Germany’s €60 Billion Hit Puts Green Shift Further Out of Reach
(Bloomberg) -- Germany was already struggling to keep up with its climate goals. Now that effort appears to be even further out of reach after a court ruling this week.
Judges at the constitutional court in Karlsruhe struck down €60 billion ($65 billion) in off-budget funding for clean energy and industrial projects. Government officials fear that similar financing vehicles — perhaps as much as €770 billion — may also need to be changed.
The ruling was yet another blow to attempts to decarbonize Europe’s largest economy, and it raises questions about what policymakers do next. Germany was forced to use more fossil fuels to tame soaring energy prices during last year’s region-wide crisis. The government has already acknowledged it’s lagging in its goal to curb emissions by two-thirds from 1990 levels by the end of the decade.
Germany’s transport and energy emissions are on the rise, the expansion of hydrogen and other renewable infrastructure is too slow, and nearly every effort at far-reaching climate policy this year has fallen prey to economic concerns or voter frustrations.
Finance Minister Christian Lindner said Thursday that the ruling marks a “turning point” for finance policy, forcing government to set stricter priorities when allocating spending. The ruling coalition is working on a revised financing plan for its Climate and Transformation Fund, he said.
Electric Vehicles, Hydrogen
Depending on which initiatives come under threat, the budgetary reshuffling could affect the rollout of charging stations for electric vehicles or the expansion of hydrogen infrastructure.
Potential adjustments “would likely focus on borrowing for and spending on energy transition plans,” Berenberg economist Salomon Fiedler said after the verdict was announced Wednesday.
Economy Minister Robert Habeck pledged soon after the ruling that “all promised commitments will be honored and new commitments can only be made once the new economic plan has been drawn up.” A partial ban on fossil-fuel heating systems that kicks in next year, for instance, is set to proceed.
Still, industry representatives were alarmed by the possible consequences of the verdict, which some worry could lead to the reintroduction of a levy to support the expansion of renewables, or affect power price subsidies.

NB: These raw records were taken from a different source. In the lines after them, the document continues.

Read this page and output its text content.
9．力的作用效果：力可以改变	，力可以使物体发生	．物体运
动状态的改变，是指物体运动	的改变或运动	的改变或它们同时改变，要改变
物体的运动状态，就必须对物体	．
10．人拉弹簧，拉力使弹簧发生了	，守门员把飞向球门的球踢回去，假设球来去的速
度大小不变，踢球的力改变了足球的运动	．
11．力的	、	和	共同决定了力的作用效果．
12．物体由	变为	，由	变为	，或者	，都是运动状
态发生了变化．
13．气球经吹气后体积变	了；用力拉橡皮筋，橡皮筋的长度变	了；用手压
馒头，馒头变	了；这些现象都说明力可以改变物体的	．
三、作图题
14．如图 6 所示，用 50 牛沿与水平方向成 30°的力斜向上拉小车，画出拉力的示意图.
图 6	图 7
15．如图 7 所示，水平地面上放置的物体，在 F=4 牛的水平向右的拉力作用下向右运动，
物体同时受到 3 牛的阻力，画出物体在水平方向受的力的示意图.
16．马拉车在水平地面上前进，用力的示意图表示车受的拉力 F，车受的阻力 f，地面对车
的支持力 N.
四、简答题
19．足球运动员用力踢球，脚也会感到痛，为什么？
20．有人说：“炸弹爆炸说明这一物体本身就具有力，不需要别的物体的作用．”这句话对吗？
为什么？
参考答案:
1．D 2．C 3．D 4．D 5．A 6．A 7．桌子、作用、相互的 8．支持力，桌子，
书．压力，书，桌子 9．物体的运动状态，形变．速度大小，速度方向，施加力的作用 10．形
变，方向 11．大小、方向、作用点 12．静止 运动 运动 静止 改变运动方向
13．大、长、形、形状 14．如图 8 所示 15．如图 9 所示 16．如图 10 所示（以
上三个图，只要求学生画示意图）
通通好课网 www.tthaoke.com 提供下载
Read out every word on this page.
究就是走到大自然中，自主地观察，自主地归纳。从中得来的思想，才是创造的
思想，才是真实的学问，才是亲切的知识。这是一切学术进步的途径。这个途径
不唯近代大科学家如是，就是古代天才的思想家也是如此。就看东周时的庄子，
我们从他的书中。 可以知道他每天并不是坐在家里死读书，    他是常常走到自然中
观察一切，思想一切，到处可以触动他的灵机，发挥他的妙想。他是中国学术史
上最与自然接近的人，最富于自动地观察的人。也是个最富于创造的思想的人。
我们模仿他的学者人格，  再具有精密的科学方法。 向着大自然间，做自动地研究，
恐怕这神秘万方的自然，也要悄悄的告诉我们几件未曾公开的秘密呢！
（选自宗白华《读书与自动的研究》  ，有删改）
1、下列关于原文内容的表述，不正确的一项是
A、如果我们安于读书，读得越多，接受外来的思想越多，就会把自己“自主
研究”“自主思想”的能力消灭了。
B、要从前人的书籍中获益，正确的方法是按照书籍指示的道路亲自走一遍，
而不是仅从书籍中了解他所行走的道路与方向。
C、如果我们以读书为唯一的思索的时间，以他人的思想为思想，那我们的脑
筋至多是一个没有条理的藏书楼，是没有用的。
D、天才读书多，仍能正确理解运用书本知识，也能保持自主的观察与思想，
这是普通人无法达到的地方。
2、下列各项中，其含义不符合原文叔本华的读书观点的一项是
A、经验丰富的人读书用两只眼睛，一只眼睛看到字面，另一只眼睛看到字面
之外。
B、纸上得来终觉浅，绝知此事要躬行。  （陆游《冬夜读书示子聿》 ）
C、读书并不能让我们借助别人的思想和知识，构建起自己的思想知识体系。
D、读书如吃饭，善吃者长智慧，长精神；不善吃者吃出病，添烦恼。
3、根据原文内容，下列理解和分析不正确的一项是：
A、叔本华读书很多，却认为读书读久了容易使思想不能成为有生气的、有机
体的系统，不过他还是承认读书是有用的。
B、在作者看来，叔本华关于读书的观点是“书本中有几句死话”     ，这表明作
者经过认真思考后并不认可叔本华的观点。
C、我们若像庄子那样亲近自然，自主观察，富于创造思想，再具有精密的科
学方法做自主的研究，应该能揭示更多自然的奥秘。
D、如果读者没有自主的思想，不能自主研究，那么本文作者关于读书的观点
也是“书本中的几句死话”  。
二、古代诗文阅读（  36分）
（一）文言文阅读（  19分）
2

“Politicians must now ensure the financing of important energy and climate policy projects as quickly as possible,” said Peter Adrian, head of the Association of German Chambers of Industry and Commerce. “More investments are the order of the day.”
The funding hit also comes at a crucial time in international climate diplomacy. Habeck is due to travel to the United Nations’ COP28 summit in Dubai next month to lay out his country’s plan to phase out coal and persuade big emitters like China to do the same.
Germany is in a particularly contentious position as Europe’s largest polluter, and due to the vulnerability it demonstrated during last year’s crisis. Its heavy reliance on foreign fossil fuels underscores why such large green funding programs are needed.
The verdict “has made the world even a bit more complicated,” Foreign Minister Annalena Baerbock said Wednesday, during a briefing in which she was due to outline what Germany will push for at COP28. “But it is clear that in the fight against the climate crisis we will need these funds.”